Trieste piange Gianfranco Orel, segretario e anima del Partito socialista
Si è spento a 87 anni. Il ricordo di Roberto De Gioia: «Se il Psi esiste ancora a Trieste, lo dobbiamo esclusivamente a lui»

«Se il Partito socialista esiste ancora a Trieste, lo dobbiamo esclusivamente a lui, a Gianfranco. Dopo il terremoto del 1993 lui non ha mollato, ha mantenuto il simbolo, è andato avanti, socialista dall’inizio alla fine». Roberto De Gioia, camaleontico evergreen della politica triestina, ricorda così l’ex compagno di partito, nonché collega in Municipio e stretto amico Gianfranco Orel, da molti anni segretario del Partito socialista a Trieste, scomparso a 87 anni.
Orel, che lascia la compagna Regina, la figlia Erica e i due nipoti, ha lavorato in Comune, prima come impiegato e poi come dirigente, occupandosi di servizi anagrafici e successivamente di politiche dello sport, quando assessore competente era proprio De Gioia. Di lui, nel giorno della commozione e dei ricordi, si rammenta che era laureato in Economia, alpino, sportivo e innamorato – anche per sincero attaccamento ideologico – di Cuba, meta immancabile di viaggi ogni anno, l’ultimo nel 2024 (negli anni Novanta aveva fondato l’associazione made in Trieste Italia-Cuba).

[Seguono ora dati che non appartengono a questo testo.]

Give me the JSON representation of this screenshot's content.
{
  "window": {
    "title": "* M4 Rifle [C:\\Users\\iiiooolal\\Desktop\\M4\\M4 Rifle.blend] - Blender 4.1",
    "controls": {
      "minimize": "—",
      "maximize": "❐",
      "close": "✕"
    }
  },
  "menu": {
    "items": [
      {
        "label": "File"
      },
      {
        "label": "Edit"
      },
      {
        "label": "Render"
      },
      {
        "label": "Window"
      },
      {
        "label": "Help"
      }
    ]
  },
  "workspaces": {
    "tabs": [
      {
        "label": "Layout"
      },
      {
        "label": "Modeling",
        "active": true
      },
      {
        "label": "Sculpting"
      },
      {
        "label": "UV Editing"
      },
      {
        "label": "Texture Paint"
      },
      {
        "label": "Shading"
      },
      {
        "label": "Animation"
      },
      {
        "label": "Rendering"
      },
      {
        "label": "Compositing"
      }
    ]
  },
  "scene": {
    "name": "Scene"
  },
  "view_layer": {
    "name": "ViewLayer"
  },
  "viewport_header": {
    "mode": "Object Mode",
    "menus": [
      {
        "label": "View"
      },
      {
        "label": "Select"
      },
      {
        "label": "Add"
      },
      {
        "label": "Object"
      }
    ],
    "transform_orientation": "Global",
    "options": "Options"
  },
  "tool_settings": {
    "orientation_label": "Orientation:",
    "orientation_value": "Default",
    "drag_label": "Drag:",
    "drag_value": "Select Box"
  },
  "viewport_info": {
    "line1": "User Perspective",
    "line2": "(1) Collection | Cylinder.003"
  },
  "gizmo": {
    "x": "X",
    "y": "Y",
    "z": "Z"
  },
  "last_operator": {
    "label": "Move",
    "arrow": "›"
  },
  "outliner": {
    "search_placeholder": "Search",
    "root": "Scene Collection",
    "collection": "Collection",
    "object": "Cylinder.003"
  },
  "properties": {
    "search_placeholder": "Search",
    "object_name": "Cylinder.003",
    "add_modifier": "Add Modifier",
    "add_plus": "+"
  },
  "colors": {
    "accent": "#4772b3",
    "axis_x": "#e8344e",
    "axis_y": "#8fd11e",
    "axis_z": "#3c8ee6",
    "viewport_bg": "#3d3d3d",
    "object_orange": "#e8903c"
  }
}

Ma di lui si ricorda soprattutto la sua inscalfibile fede socialista, sopravvissuta – anzi, se possibile rinvigorita – dopo il funerale del Psi craxiano negli anni Novanta. «Rimanemmo tutti orfani del partito – racconta De Gioia –. Io e molti altri decidemmo di prendere strade nuove, lui invece rimase strenuamente lì, fermamente deciso a portare avanti il progetto socialista in città, con un manipolo di militanti».
Tra i primi a ricordare Orel, un altro militante nelle fila del partito del garofano rosso a Trieste, Gianfranco Carbone. «Gianfranco Orel è stato un socialista che non ha mai rinnegato l’idea», commenta. In un panorama politico sempre più mutevole, «la sua presenza è rimasta costante, anche se silenziosa, come custode di un’eredità politica e culturale che non andava dimenticata». Insomma, evidenzia Carbone, «è stato l’emblema di una generazione che non ha barattato la propria coerenza con le convenienze del momento».
Tra le passioni, come ricorda ancora De Gioia, il legame incrollabile con Cuba: «Attraverso l’associazione, della quale anch’io facevo parte, organizzava varie iniziative. Negli anni Novanta avevamo promosso la raccolta e la distribuzione di aiuti all’isola sotto varie forme, in particolare in ambito sportivo; avevamo partecipato con una delegazione triestina alla maratona di L’Avana, eravamo stati nella capitale con l’Edera».
Orgoglioso del suo passato da alpino, era spesso a Tarvisio, dove fino a pochi mesi fa lo si vedeva sciare o in sella alla bici. E ancora oggi dava una mano nella sezione locale degli Alpini.